Regardless, as a resident of Eudora, I can tell you the city does well when it comes to young families, if doing well means a pack of 11-year-old boys devouring your food pantry after school and a herd of 8-year-old girls regularly busting windows with their daily shrill sessions.

Here’s a look at the top 10:

1. Andover

2. Spring Hill

3. Mulvane

4. Hays

5. Gardner

6. Eudora

7. Abilene

8. Arkansas City

9. De Soto

10. Overland Park

This is one list that Lawrence did not score well on. Lawrence ranked No. 36 out of the 48 cities included in the study. You might be asking how the six miles between Eudora and Lawrence can equate to 30 places in the survey. In a nutshell, the answer seems to be a combination of cheaper housing, higher incomes and slightly better ranked schools made the difference for Eudora.

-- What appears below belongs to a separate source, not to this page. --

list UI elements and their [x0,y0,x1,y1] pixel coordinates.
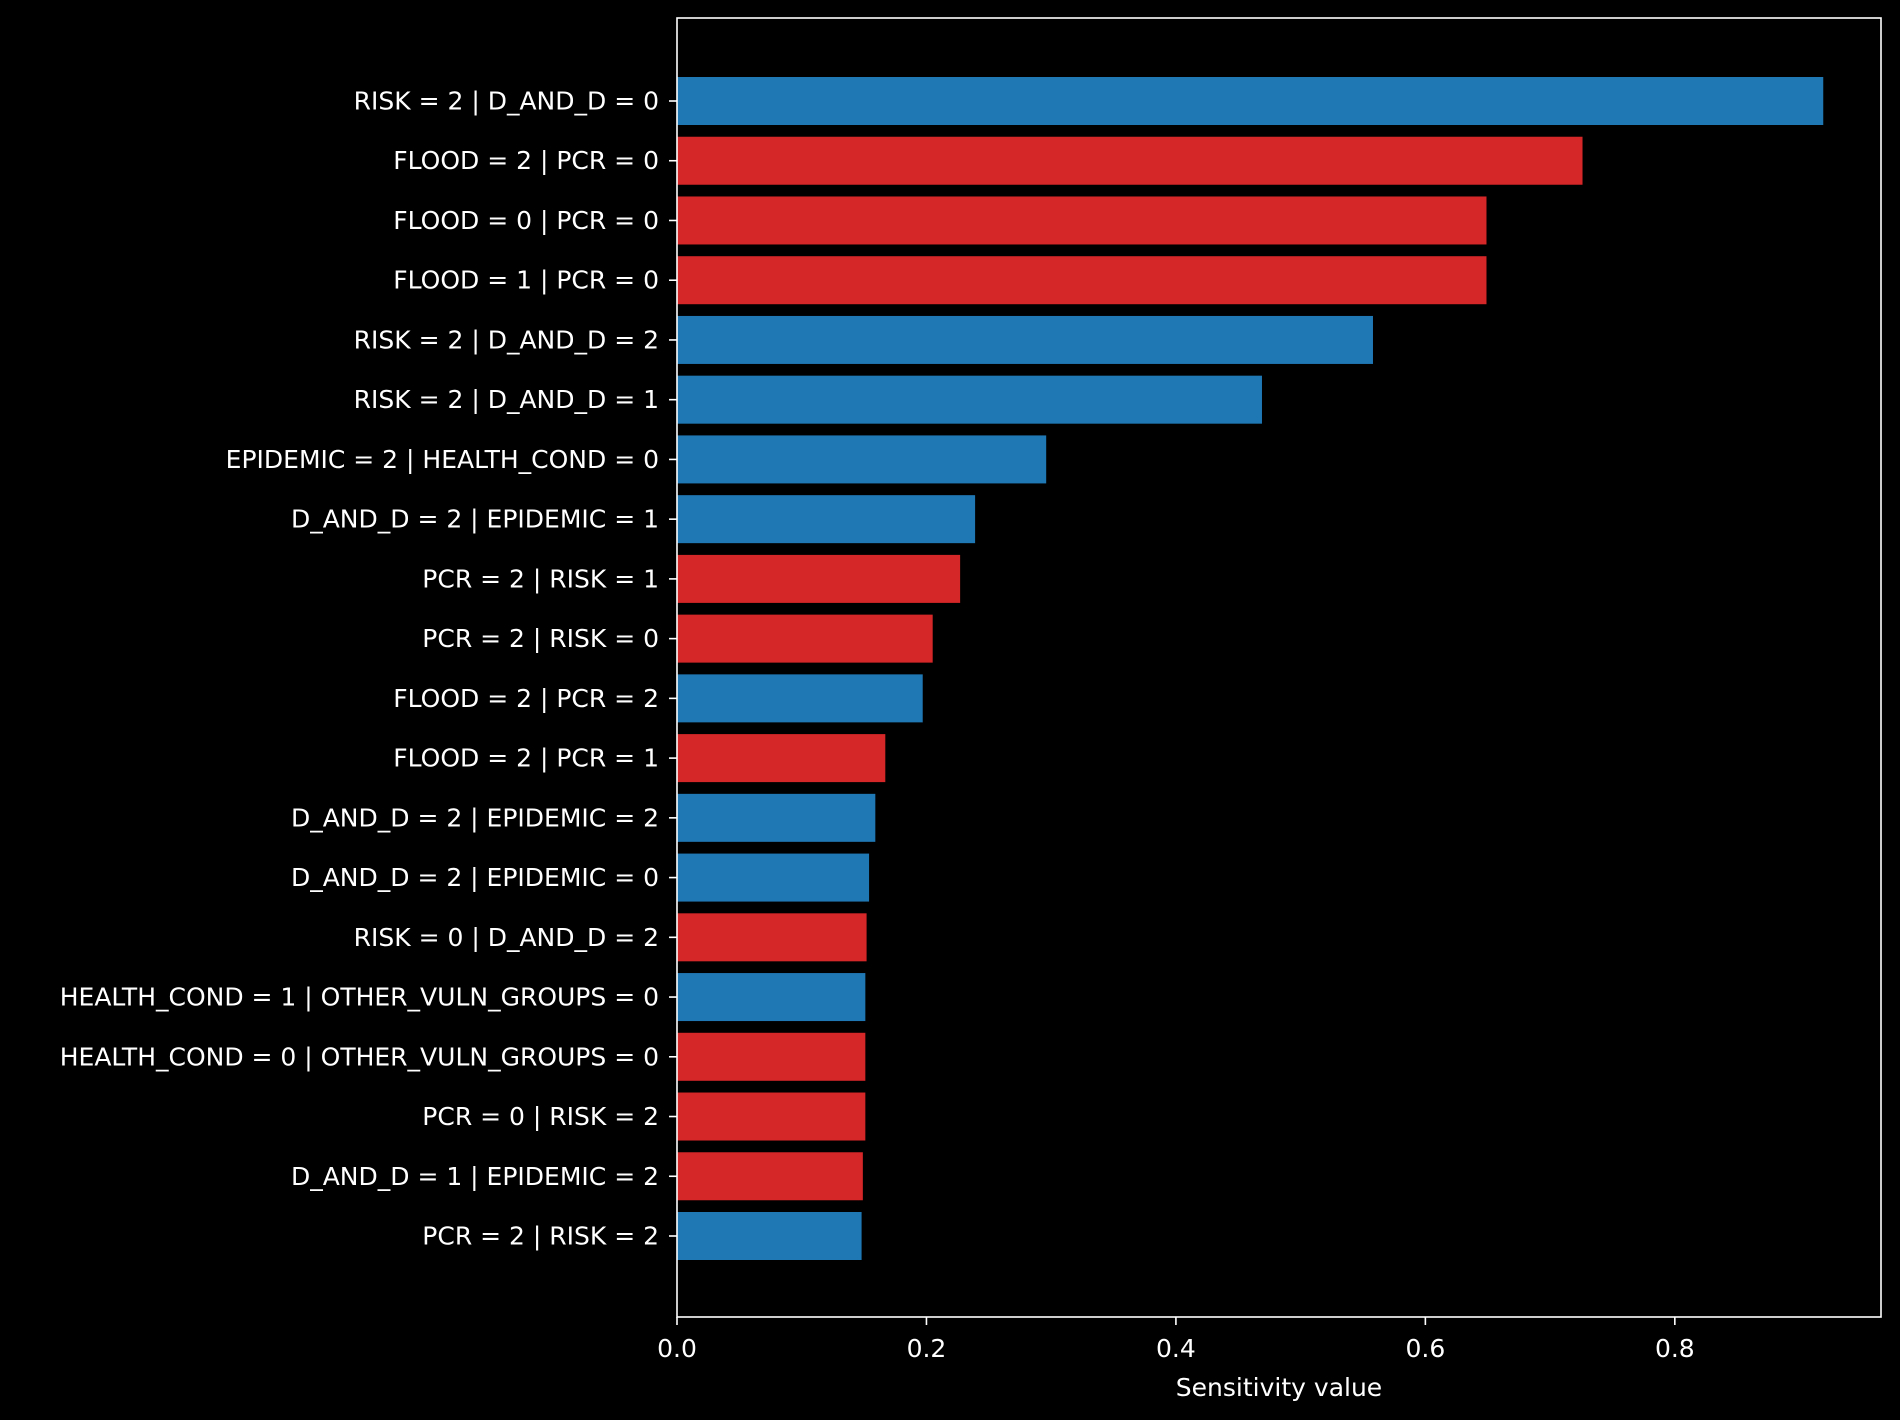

Eudora schools received a “Great Schools” rating of 6 out of 10, while Lawrence schools were rated a 5. Median home values in Eudora came in at $145,800 compared with $176,500 in Lawrence. Median monthly homeowner costs were $1,394 in Eudora versus $1,461 in Lawrence. Median household income was $62,576 versus $44,713 in Lawrence. And finally, incomes from 1999 to 2012 grew by 50 percent in Eudora compared with only 28 percent in Lawrence. That’s the one that keeps some Lawrence community leaders up at night, although there were certainly cities that had lower growth rates. Wichita was at 15 percent, Topeka at 12 percent, and Kansas City at 14 percent. None of those cities ranked well as a good place for young families, by the way. Wichita was No. 46, Topeka was No. 41 and Kansas City was last at No. 48.

But one thing that does make Lawrence’s situation a bit unique is the difference between housing costs and incomes. Lawrence had the ninth highest monthly housing costs in the study, but had only the 26th highest income levels. Average Lawrence homeowners are paying 39 percent of their annual incomes in housing costs. In Eudora, for example, the level drops to 26 percent.